Deuxième principe qui découle du premier : séparer définitivement le fait d’être parent de la conjugalité. Très concrètement cela consiste à banaliser le partage de l’autorité parentale après une séparation, autoriser la PMA pour les couples de lesbiennes, mettre en valeur le « projet parental » indépendamment de la capacité procréative. Là encore, la vision idéologique vient se heurter au mur du réel car le lien entre procréation et conjugalité ne peut être nié ni rompu puisque la naissance d’un enfant trouve son origine dans la rencontre des gamètes de sexes opposés, qui reste donc irréductiblement source de la parenté… On ne peut faire croire que la séparation entre conjugalité et parenté, organisée (PMA, GPA) ou accidentelle (divorce), n’a aucune conséquence sur l’équilibre identitaire de l’enfant et donc choisir de la banaliser. La filiation, explique le pédopsychiatre Pierre Lévy-Soussan, repose sur trois piliers : biologique, juridique et psychique. Le pilier psychique correspond à la construction subjective de la filiation. Il s’agit de se projeter dans la relation, de s’assumer comme fils ou fille, comme père ou mère. Les fantasmes œdipiens de l’enfant ne pourront fonctionner et le sentiment filial et toutes ses conséquences se développer que si la fiction est crédible, raisonnable et donc liée à la sexuation. Ainsi, par notre droit, il faut permettre à l’enfant de naître psychiquement de ses deux parents même s’ils ne sont pas ses parents biologiques.

Troisième principe, véritable colonne vertébrale du rapport Théry : « la filiation contemporaine veut assurer à tous les enfants la sécurité d’un lien différent de tous les autres, le seul lien social conçu désormais comme inconditionnel, fait pour durer la vie entière quelques soient ses modalités d’établissement, et quelque soit le sexe des parents ou leur statut conjugal ». De là la volonté acharnée de distinguer « filiation » et « origines », d’obliger la mère qui accouche sous x de donner son identité et d’abandonner « la logique d’imitation de la procréation dans l’adoption plénière ». Or le droit doit s’appuyer sur le principe de réalité sous peine de ne pas créer de cadre crédible et solide.

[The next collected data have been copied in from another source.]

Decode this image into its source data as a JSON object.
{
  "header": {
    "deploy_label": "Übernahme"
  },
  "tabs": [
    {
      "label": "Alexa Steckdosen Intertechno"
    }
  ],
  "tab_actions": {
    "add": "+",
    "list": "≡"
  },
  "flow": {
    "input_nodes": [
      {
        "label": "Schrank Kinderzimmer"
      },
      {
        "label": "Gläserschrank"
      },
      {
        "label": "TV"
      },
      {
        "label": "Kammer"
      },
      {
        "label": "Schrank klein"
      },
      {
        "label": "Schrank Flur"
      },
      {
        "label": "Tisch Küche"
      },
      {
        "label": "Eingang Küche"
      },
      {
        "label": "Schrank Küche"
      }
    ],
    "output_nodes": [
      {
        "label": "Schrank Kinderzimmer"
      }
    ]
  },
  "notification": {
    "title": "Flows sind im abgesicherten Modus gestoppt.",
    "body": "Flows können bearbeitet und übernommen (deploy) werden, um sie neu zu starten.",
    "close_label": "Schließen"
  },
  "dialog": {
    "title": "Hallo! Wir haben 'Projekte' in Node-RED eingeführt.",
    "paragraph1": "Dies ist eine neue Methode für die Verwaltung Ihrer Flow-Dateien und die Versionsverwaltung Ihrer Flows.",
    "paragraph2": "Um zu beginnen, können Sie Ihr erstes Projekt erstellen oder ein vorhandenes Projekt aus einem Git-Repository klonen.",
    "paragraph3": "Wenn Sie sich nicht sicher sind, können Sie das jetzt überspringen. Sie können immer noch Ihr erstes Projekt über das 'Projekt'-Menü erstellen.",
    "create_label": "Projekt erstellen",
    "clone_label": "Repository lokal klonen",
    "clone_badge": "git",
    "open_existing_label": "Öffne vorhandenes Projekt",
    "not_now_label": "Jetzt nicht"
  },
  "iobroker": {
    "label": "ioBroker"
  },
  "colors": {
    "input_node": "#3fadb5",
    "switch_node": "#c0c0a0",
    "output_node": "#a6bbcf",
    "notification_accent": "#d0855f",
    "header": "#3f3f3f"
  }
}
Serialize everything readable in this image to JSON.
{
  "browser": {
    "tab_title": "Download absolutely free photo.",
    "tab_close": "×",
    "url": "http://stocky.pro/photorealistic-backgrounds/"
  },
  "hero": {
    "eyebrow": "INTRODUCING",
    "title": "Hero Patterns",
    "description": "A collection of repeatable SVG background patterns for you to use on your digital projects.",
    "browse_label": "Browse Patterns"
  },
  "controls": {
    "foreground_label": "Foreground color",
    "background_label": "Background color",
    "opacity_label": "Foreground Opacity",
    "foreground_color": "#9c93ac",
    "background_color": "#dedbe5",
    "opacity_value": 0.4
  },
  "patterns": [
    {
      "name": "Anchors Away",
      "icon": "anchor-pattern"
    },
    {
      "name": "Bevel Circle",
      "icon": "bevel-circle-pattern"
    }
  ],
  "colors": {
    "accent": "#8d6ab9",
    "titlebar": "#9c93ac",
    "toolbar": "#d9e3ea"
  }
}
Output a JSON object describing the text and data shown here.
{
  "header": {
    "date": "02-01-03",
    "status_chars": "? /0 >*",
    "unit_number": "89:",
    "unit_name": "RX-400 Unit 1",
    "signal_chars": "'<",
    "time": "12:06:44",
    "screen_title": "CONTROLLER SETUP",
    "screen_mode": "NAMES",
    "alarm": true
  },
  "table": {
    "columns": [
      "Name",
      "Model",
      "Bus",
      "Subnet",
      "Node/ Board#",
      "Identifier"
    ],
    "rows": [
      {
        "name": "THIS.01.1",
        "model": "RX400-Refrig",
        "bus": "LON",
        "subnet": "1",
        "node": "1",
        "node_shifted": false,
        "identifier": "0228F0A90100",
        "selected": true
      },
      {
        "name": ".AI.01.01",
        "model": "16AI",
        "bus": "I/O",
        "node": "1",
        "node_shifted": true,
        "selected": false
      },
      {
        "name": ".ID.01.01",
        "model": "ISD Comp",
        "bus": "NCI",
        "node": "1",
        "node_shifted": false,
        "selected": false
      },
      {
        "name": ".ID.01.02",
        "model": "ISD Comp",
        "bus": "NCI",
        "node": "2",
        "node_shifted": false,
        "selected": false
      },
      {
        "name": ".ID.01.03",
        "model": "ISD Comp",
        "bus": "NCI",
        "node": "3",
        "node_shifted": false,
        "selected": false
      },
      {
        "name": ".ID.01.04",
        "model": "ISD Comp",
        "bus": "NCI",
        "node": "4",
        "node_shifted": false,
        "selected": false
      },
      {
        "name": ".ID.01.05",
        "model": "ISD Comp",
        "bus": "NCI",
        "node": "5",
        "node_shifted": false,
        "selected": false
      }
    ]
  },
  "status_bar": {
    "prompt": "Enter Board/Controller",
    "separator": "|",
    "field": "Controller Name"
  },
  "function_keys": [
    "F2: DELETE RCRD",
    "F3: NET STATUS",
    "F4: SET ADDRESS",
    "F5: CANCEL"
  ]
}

Si le lien des parents à l’enfant est indissoluble, c’est justement parce que le lien biologique, l’engendrement, la naissance d’un enfant ne peuvent être niés quand bien même les lois humaines décréteraient le contraire. D’où la souffrance des enfants qui doivent faire le deuil de ce lien qu’ils ne peuvent investir psychiquement. Il est un peu trop simple de croire qu’on résoudrait leur souffrance en leur procurant l’identité de leur parent biologique. L’adoption plénière et le secret de l’accouchement sous x permettent dans des cas exceptionnels de récréer l’indissolubilité du lien quand la filiation psychique et juridique n’a pu se faire à l’égard des parents d’origine. Cela fonctionne parce que le modèle procréatif est imité, parce que l’engendrement symbolique et psychique par les nouveaux parents est conforme au réel par la substitution, même douloureuse, aux parents d’origine. Sur ce point comme sur les autres, le rapport Théry témoigne du fantasme prométhéen de réinventer le monde, les hommes et les façons de construire leurs relations, au risque du déni et de la manipulation dangereuse du réel.